ImmuneMetTx

Immune checkpoint inhibitors (CPIs), which have revolutionised the treatment of metastatic NSCLC and other tumour types, increase the anti- tumour immune response through T-cell activation. However, clinical experience has revealed that more than 50% of patients present with intrinsic or develop acquired treatment resistance to immune therapies. It is unclear whether immunoediting, a set of processes that cause selection for cancer cells resilient to immune attacks, play an essential role in CPI resistance. To properly study immunoediting through cancer progression, it is essential to reconstruct the evolutionary history of cancer cell-intrinsic immunoediting processes - for example through loss of HLA alleles-, and the roles played by the tumour microenvironment in mediating immune selection pressures. To do that, comprehensive sampling and characterisation of a clinical cohort of primary tumours and the corresponding metastases are needed. Such datasets are scarce and where available, include data from only a few individuals
In this project, I aim to quantify mechanisms of immunoediting in longitudinal multi-region samples collected at the time of surgery, relapse, and autopsy to answer fundamental questions about how the immune system shapes cancer evolution and the role of immunoediting in CPI failure.
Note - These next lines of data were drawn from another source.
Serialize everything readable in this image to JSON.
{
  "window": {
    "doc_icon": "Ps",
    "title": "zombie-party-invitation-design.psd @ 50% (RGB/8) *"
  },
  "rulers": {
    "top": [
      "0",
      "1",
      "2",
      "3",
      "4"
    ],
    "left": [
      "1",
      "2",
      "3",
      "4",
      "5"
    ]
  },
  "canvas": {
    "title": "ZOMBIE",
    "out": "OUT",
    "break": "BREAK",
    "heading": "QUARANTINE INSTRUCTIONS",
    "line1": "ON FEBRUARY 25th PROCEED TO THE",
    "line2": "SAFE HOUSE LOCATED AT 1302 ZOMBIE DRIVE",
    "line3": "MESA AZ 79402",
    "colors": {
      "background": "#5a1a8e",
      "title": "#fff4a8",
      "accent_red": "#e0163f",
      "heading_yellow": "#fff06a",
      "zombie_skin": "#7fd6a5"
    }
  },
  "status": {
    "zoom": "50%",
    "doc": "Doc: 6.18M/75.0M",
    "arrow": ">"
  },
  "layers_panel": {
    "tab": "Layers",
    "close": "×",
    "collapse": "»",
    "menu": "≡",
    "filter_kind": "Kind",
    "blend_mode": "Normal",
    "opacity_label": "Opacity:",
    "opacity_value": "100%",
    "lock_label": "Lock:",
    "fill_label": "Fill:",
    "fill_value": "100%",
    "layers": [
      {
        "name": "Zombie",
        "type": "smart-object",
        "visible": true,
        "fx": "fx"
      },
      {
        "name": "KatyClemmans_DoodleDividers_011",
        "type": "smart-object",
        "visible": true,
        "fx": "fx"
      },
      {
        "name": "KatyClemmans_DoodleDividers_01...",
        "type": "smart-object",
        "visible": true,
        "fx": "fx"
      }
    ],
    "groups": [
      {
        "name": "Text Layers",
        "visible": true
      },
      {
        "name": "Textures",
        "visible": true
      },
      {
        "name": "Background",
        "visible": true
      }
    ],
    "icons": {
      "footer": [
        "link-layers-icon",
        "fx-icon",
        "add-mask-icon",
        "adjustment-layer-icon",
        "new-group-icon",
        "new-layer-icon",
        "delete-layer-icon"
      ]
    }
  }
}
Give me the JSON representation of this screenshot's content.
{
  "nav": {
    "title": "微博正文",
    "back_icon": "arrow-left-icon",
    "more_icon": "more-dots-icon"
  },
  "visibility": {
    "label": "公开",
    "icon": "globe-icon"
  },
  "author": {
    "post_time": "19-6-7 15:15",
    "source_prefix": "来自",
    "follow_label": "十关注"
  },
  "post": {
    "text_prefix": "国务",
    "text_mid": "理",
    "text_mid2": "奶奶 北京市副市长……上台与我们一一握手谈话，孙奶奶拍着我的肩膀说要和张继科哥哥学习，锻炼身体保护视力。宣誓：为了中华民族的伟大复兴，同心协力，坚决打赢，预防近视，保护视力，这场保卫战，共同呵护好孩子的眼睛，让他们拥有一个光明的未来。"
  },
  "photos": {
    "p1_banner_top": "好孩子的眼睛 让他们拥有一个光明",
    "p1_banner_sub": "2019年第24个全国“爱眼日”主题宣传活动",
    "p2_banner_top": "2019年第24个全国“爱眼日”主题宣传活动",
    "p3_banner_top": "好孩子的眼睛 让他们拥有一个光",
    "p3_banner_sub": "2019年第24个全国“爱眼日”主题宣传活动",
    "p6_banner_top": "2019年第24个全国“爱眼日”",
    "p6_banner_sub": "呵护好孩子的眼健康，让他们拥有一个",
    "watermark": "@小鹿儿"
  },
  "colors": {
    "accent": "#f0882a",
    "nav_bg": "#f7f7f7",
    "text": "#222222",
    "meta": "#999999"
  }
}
This analysis will be made possible by the TRACERx, PEACE studies and the DARWIN II clinical trial, managed by the host lab. I will integrate different data, including 500X whole-exome sequencing, Imaging Mass Cytometry, evolutionary reconstruction and detailed clinical annotation, to do an unprecedented analysis of the spatial and temporal heterogeneity of immunoediting mechanisms, and how they relate to features of the cancer genome, transcriptome, tumour microenvironment and CPI responses.